There are various online tools to help, including the Energy Made Easy website, but unfortunately all the comparison websites (including this website’s own version) are no more than rough guides because the terms and conditions of most tariff plans do not neatly fit into a plan structure used to calculate the bill estimates.
e.g. when I use Energy Made Easy, the estimated bill for 7 of the top 10 plans suggested is wrong by a LOT, simply because of the T&Cs of those plans are not accounted for. Variable feed in tariffs, export limits, different TOU periods, demand tariffs, stepped import rates etc etc.

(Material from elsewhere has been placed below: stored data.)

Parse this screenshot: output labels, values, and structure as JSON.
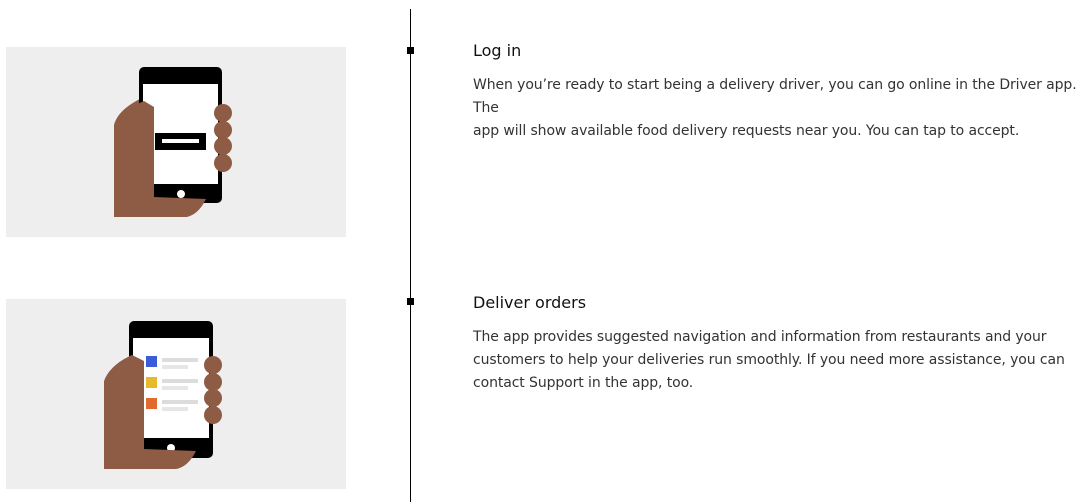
{
  "colors": {
    "illustration_bg": "#eeeeee",
    "skin": "#8e5b44",
    "phone": "#000000",
    "timeline": "#000000"
  },
  "steps": [
    {
      "title": "Log in",
      "body": "When you’re ready to start being a delivery driver, you can go online in the Driver app. The\napp will show available food delivery requests near you. You can tap to accept.",
      "illustration": "hand-holding-phone-login"
    },
    {
      "title": "Deliver orders",
      "body": "The app provides suggested navigation and information from restaurants and your\ncustomers to help your deliveries run smoothly. If you need more assistance, you can\ncontact Support in the app, too.",
      "illustration": "hand-holding-phone-orders"
    }
  ]
}
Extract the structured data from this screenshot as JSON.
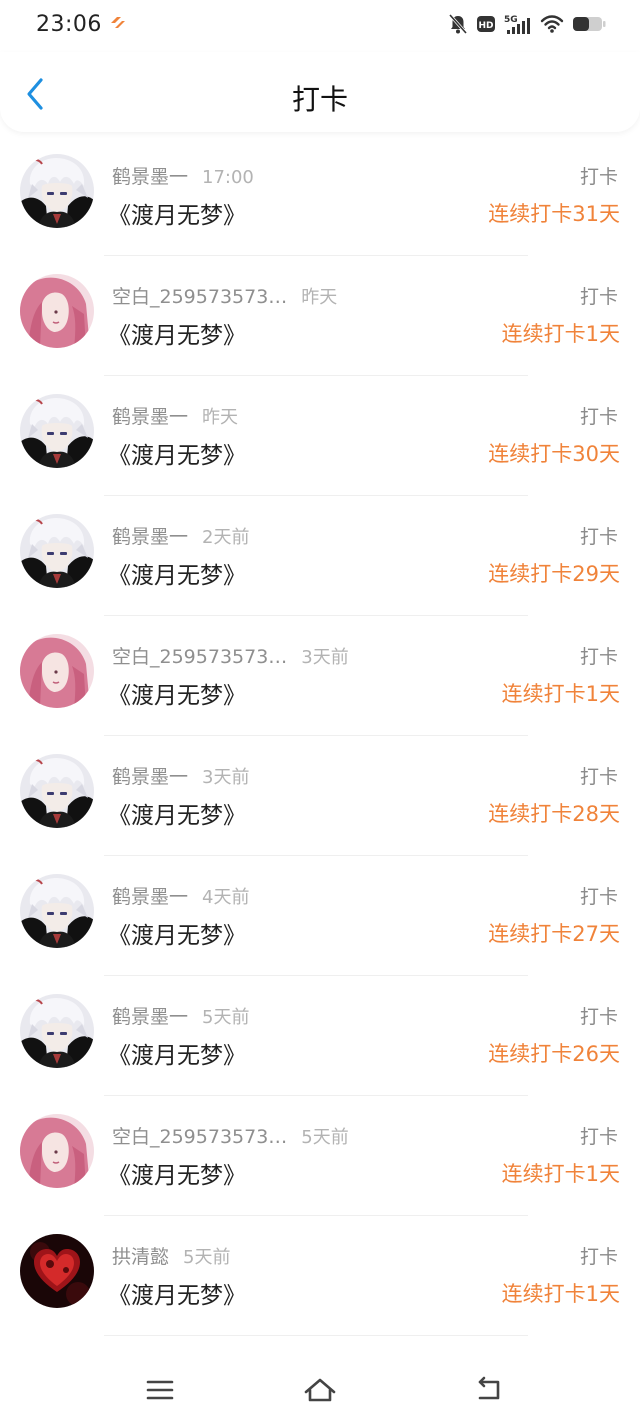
{
  "status_bar": {
    "time": "23:06",
    "icons": [
      "brand-icon",
      "mute-icon",
      "hd-icon",
      "5g-signal-icon",
      "wifi-icon",
      "battery-icon"
    ]
  },
  "header": {
    "title": "打卡",
    "back_icon": "chevron-left-icon"
  },
  "colors": {
    "accent": "#f0833a",
    "back_blue": "#1e8fe0"
  },
  "rows": [
    {
      "name": "鹤景墨一",
      "time": "17:00",
      "book": "《渡月无梦》",
      "type": "打卡",
      "streak": "连续打卡31天",
      "avatar": "white-hair-avatar"
    },
    {
      "name": "空白_259573573…",
      "time": "昨天",
      "book": "《渡月无梦》",
      "type": "打卡",
      "streak": "连续打卡1天",
      "avatar": "pink-hair-avatar"
    },
    {
      "name": "鹤景墨一",
      "time": "昨天",
      "book": "《渡月无梦》",
      "type": "打卡",
      "streak": "连续打卡30天",
      "avatar": "white-hair-avatar"
    },
    {
      "name": "鹤景墨一",
      "time": "2天前",
      "book": "《渡月无梦》",
      "type": "打卡",
      "streak": "连续打卡29天",
      "avatar": "white-hair-avatar"
    },
    {
      "name": "空白_259573573…",
      "time": "3天前",
      "book": "《渡月无梦》",
      "type": "打卡",
      "streak": "连续打卡1天",
      "avatar": "pink-hair-avatar"
    },
    {
      "name": "鹤景墨一",
      "time": "3天前",
      "book": "《渡月无梦》",
      "type": "打卡",
      "streak": "连续打卡28天",
      "avatar": "white-hair-avatar"
    },
    {
      "name": "鹤景墨一",
      "time": "4天前",
      "book": "《渡月无梦》",
      "type": "打卡",
      "streak": "连续打卡27天",
      "avatar": "white-hair-avatar"
    },
    {
      "name": "鹤景墨一",
      "time": "5天前",
      "book": "《渡月无梦》",
      "type": "打卡",
      "streak": "连续打卡26天",
      "avatar": "white-hair-avatar"
    },
    {
      "name": "空白_259573573…",
      "time": "5天前",
      "book": "《渡月无梦》",
      "type": "打卡",
      "streak": "连续打卡1天",
      "avatar": "pink-hair-avatar"
    },
    {
      "name": "拱清懿",
      "time": "5天前",
      "book": "《渡月无梦》",
      "type": "打卡",
      "streak": "连续打卡1天",
      "avatar": "red-heart-avatar"
    }
  ],
  "nav_bar": {
    "icons": [
      "menu-icon",
      "home-icon",
      "back-icon"
    ]
  }
}
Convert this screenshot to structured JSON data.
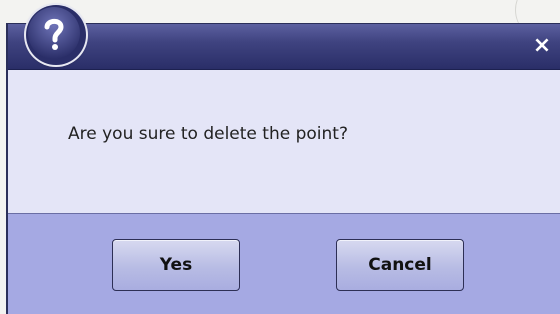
{
  "dialog": {
    "message": "Are you sure to delete the point?",
    "icon": "question-icon",
    "close_glyph": "×",
    "buttons": {
      "yes_label": "Yes",
      "cancel_label": "Cancel"
    }
  }
}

Good luck navigating through it all.
There’s an interesting piece here: https://www.news.com.au/finance/economy/australian-economy/reason-china-is-getting-aussie-gas-cheaper-than-australians/news-story/6f09e40a5028688ae2e5ae50bc7d1977
Australia usually pays $3 per gigajoule (Gj). Currently Australians are paying $35/Gj – the same as Europe which has no gas and imports from rogue state Russia, yet China is only paying $31/Gj. Why the disparity? The east coast gas export cartel has artificially created scarcity by ‘flooding’ the Chinese market whilst shorting the local. It appears they don’t pay tax on Chinese exports so may make greater profits. (I confess I don’t follow this point in the article).
Why is this significant, especially given the push for people to switch from gas in their homes to electricity? Because gas-fired power stations set the marginal cost for power. If they’re paying 12x the normal rate for gas, electricity prices will naturally soar.
Government already has a lever to force prices back to normality – the Australian Domestic Gas Reservation Mechanism. This would force the cartel “… to leave more gas here so that the local price crashes to acceptable prices around $7Gj”. (WA already has a domestic gas reservation policy and pays less than $6/Gj!)
Labor admits electricity prices “… are the pointy end of the cost-of-living crisis” but refuses to act against this fundamental driver. Why? Is it possible Labor views unaffordable electricity as a good thing – akin to America’s runaway ‘gas’ (petrol) prices, as it bolsters the argument for EVs and solar panels – despite the fact that many households simply cannot benefit from such?
(Yes ScoMo should have jumped on this before the election so no credit there either, but it is the Aussie battler that suffers, not those in teal seats.)
If Australia reduces its exports then the cost of imports will rise. Australians will have cheaper gas but pay more for shoes, soap, books, mobile phones, etc. There’s no easy win. The trick is to reduce gas consumption. Fortunately, that’s not too difficult to do here. An air sourced reverse cycle air conditioner is effective in Australia’s climate and can heat a home cheaper than gas. Much cheaper if solar is used during the day.
George Kaplan,
“Australia usually pays $3 per gigajoule (Gj).”
Not since before LNG exports began in late 2014 from Queensland’s Curtis LNG Terminal.
https://www.gem.wiki/Queensland_Curtis_LNG_Terminal
The Australian Energy Regulator wholesale gas prices chart shows east coast gas prices rose sharply from 2014/15.
https://www.aer.gov.au/wholesale-markets/wholesale-statistics/gas-market-prices
“Government already has a lever to force prices back to normality – the Australian Domestic Gas Reservation Mechanism.”
There’s a better, cheaper, cleaner alternative to gas – switch to all-electric.
See Bruce Robertson’s analysis of the Australian gas market, dated 1 Jul 2021 at: https://ieefa.org/resources/gas-demand-dying-under-weight-nose-bleed-prices
See also The Big Switch with Saul Griffith at: https://australiainstitute.org.au/event/the-big-switch-with-saul-griffith/
Does this mean itll be almost worthwhile to get a battery based on cost alone in NSW or am i right in assuming we’re not going to be quite there yet?
It does not look like a battery will pay for itself yet in NSW. Perhaps it’s possible if if your electricity consumption is high enough and you find a VPP that suits you. (A lot of VPPs are going to really be raking in money at the moment, so its possible deals will improve.)